In short, pull your heads out of your collective asses and realize that you are not the only people in the house. Have some consideration for others—especially since it’s NOT YOUR HOUSE!

And why don’t I copy the landlord and retreat to my bedroom? A couple of reasons:

  1. I pay rent to live here. You don’t.
  2. Then there is the matter of things disappearing whenever you’re left unattended in the house. I just don’t feel safe with you here.
  3. The two of us who live here do things a certain way for certain reasons: we DO NOT need you coming in and changing things. If there’s a window closed, LEAVE IT CLOSED! I know this is a difficult concept, but THIS IS NOT YOUR HOUSE!
  4. I get $15 a month in food stamps, so please don’t eat my food!

But The Really Big Thing is This

I am trying to deal with several mental issues.
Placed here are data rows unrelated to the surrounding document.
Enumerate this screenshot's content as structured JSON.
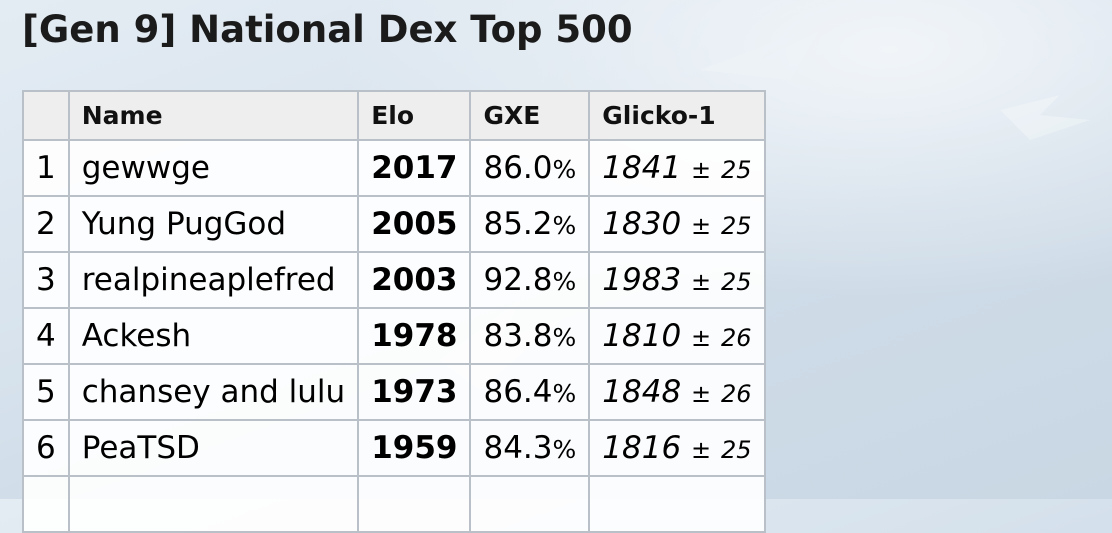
{
  "page": {
    "title": "[Gen 9] National Dex Top 500"
  },
  "table": {
    "headers": {
      "rank": "",
      "name": "Name",
      "elo": "Elo",
      "gxe": "GXE",
      "glicko": "Glicko-1"
    },
    "pm_symbol": "±",
    "pct_symbol": "%",
    "rows": [
      {
        "rank": "1",
        "name": "gewwge",
        "elo": "2017",
        "gxe": "86.0",
        "glicko": "1841",
        "dev": "25"
      },
      {
        "rank": "2",
        "name": "Yung PugGod",
        "elo": "2005",
        "gxe": "85.2",
        "glicko": "1830",
        "dev": "25"
      },
      {
        "rank": "3",
        "name": "realpineaplefred",
        "elo": "2003",
        "gxe": "92.8",
        "glicko": "1983",
        "dev": "25"
      },
      {
        "rank": "4",
        "name": "Ackesh",
        "elo": "1978",
        "gxe": "83.8",
        "glicko": "1810",
        "dev": "26"
      },
      {
        "rank": "5",
        "name": "chansey and lulu",
        "elo": "1973",
        "gxe": "86.4",
        "glicko": "1848",
        "dev": "26"
      },
      {
        "rank": "6",
        "name": "PeaTSD",
        "elo": "1959",
        "gxe": "84.3",
        "glicko": "1816",
        "dev": "25"
      }
    ]
  }
}
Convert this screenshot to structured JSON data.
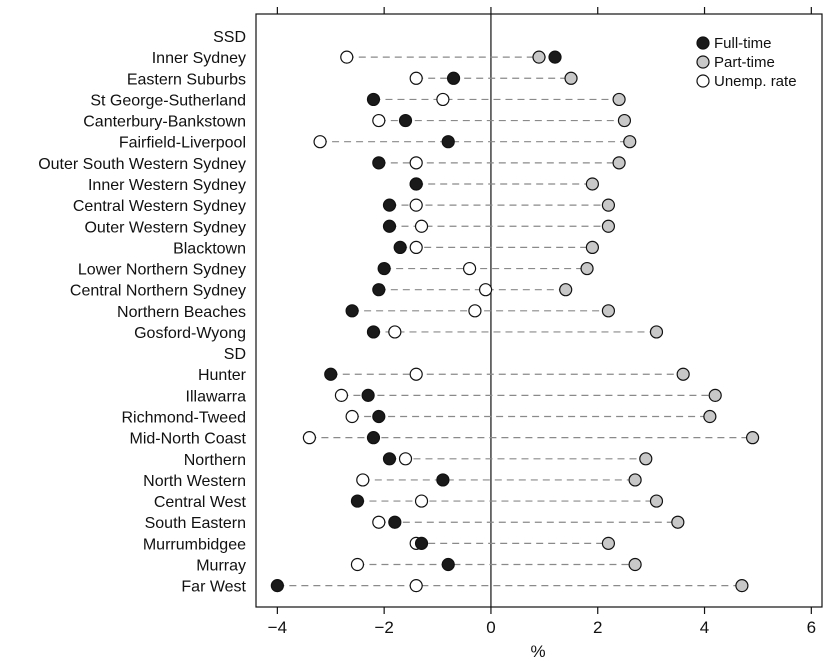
{
  "chart_data": {
    "type": "scatter",
    "xlabel": "%",
    "xlim": [
      -4.4,
      6.2
    ],
    "xticks": [
      -4,
      -2,
      0,
      2,
      4,
      6
    ],
    "xtick_labels": [
      "−4",
      "−2",
      "0",
      "2",
      "4",
      "6"
    ],
    "grid": false,
    "legend_position": "top-right",
    "categories": [
      "SSD",
      "Inner Sydney",
      "Eastern Suburbs",
      "St George-Sutherland",
      "Canterbury-Bankstown",
      "Fairfield-Liverpool",
      "Outer South Western Sydney",
      "Inner Western Sydney",
      "Central Western Sydney",
      "Outer Western Sydney",
      "Blacktown",
      "Lower Northern Sydney",
      "Central Northern Sydney",
      "Northern Beaches",
      "Gosford-Wyong",
      "SD",
      "Hunter",
      "Illawarra",
      "Richmond-Tweed",
      "Mid-North Coast",
      "Northern",
      "North Western",
      "Central West",
      "South Eastern",
      "Murrumbidgee",
      "Murray",
      "Far West"
    ],
    "series": [
      {
        "name": "Full-time",
        "color": "#1a1a1a",
        "values": [
          null,
          1.2,
          -0.7,
          -2.2,
          -1.6,
          -0.8,
          -2.1,
          -1.4,
          -1.9,
          -1.9,
          -1.7,
          -2.0,
          -2.1,
          -2.6,
          -2.2,
          null,
          -3.0,
          -2.3,
          -2.1,
          -2.2,
          -1.9,
          -0.9,
          -2.5,
          -1.8,
          -1.3,
          -0.8,
          -4.0
        ]
      },
      {
        "name": "Part-time",
        "color": "#c8c8c8",
        "values": [
          null,
          0.9,
          1.5,
          2.4,
          2.5,
          2.6,
          2.4,
          1.9,
          2.2,
          2.2,
          1.9,
          1.8,
          1.4,
          2.2,
          3.1,
          null,
          3.6,
          4.2,
          4.1,
          4.9,
          2.9,
          2.7,
          3.1,
          3.5,
          2.2,
          2.7,
          4.7
        ]
      },
      {
        "name": "Unemp. rate",
        "color": "#ffffff",
        "values": [
          null,
          -2.7,
          -1.4,
          -0.9,
          -2.1,
          -3.2,
          -1.4,
          -1.4,
          -1.4,
          -1.3,
          -1.4,
          -0.4,
          -0.1,
          -0.3,
          -1.8,
          null,
          -1.4,
          -2.8,
          -2.6,
          -3.4,
          -1.6,
          -2.4,
          -1.3,
          -2.1,
          -1.4,
          -2.5,
          -1.4
        ]
      }
    ]
  }
}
Among them are social anxiety disorder and agoraphobia. It’s hard for me to be around people. THIS HOUSE IS MY SANCTUARY, my safe space. You have invaded it, and I no longer feel safe in my own house!

So I’m going to propose a solution: I’m going to have a serious discussion with my landlord about your freeloading ways and how they are affecting my health and well-being.

And on another note: STOP STORING YOUR WHOLE WATERMELON IN THE REFRIGERATOR!  It doesn’t need to be refrigerated, and it takes up space that I—who actually pay money to be here—desperately need for my own food.